Our driveway is long and we cannot see the post and sign from our house. Anyone driving on the state road can pull into our driveway, do their mischief and travel on, not likely to be caught. Over the years our candidate support signs have routinely been stolen and replaced several times during every election cycle. But this felt different. This was not only a violation of my property and free speech rights in a partisan attempt to "own" me. This felt like an attempt to silence the moral voice of compassion. It felt like a bitter insult to the effort made by Bob, who made the sign. This felt like someone saying, "the suffering of the people of Ukraine does not matter. Here, I will X it out." I was mindful that I couldn't just let this kind of act cow me.

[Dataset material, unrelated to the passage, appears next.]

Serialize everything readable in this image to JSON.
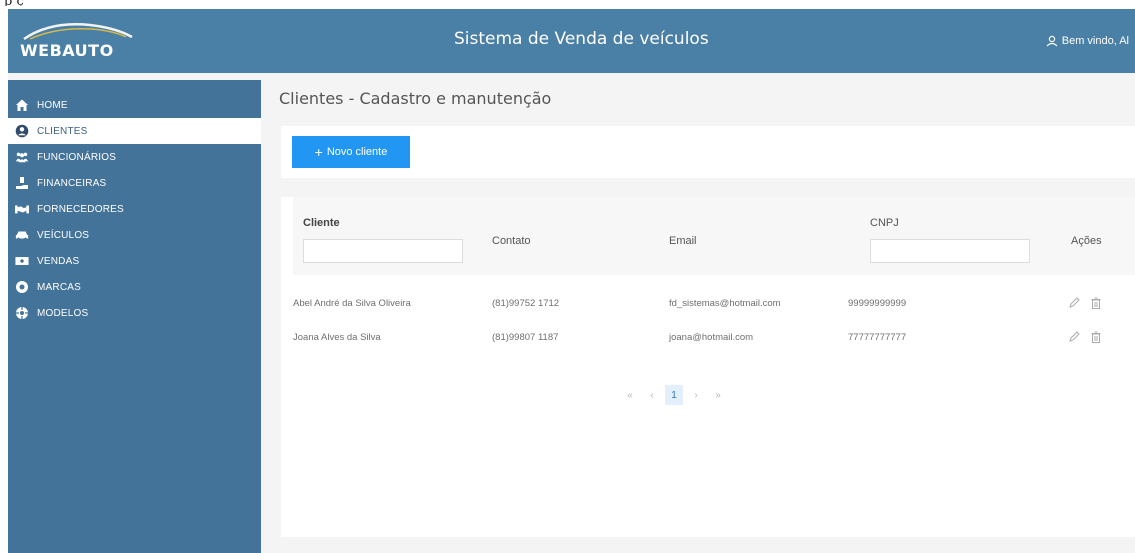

First, we called the Sheriff of Rio Arriba County and said we wanted to file a complaint. The Sheriff's Deputy was kind and sympathetic but with a huge rural county to cover, short staff and no evidence pointing to who might have done this, it is unlikely anything will come from our complaint. Then, I put messages on message boards, both digital and actual, with a picture of the vandalized flag and asked people in town to be on the lookout and protect their signs if they can. Now I am writing this post to alert all my readers that this kind of ignorance is surging and we must stand up to it. We must be willing to make our voices heard over the attempts to silence us. We don't have to say a word to people who hate us for our views, that is probably a dangerous waste of time. But we cannot slink away into inaction and allow hatred to triumph. Finally, I purchased paints and repainted my little sign so it can shine its light into the darkness a little longer.


While I know that the struggle between ignorance and wisdom, hatred and love and greed and benevolence will continue forever, I am bewildered by the cruelty our current predicament. How have we arrived here? I put the blame on the echo chambers of hate in the media.


People are drawn in to those chambers because they seek scapegoats to blame for something not being the way they think it should be. The scapegoat might be trans people, gay people, black people, women, men, liberals, elites, the wealthy, white people, old people--but most often it is the most marginalized who are easiest for people to hate. Authoritarians, be they elected or appointed, stoke our divisions and make us all vulnerable with disinformation and paranoia. It is toxic and it must stop. One day it will. But I predict not anytime soon.


Breath by breath I struggle with my own reactions of antipathy and hate. I am passionate. I hunger and thirst after justice. But I will not embrace hatred and fear. I can see that painting my little sign, perhaps over and over again, will help me stay on my path in peace and present moment compassion.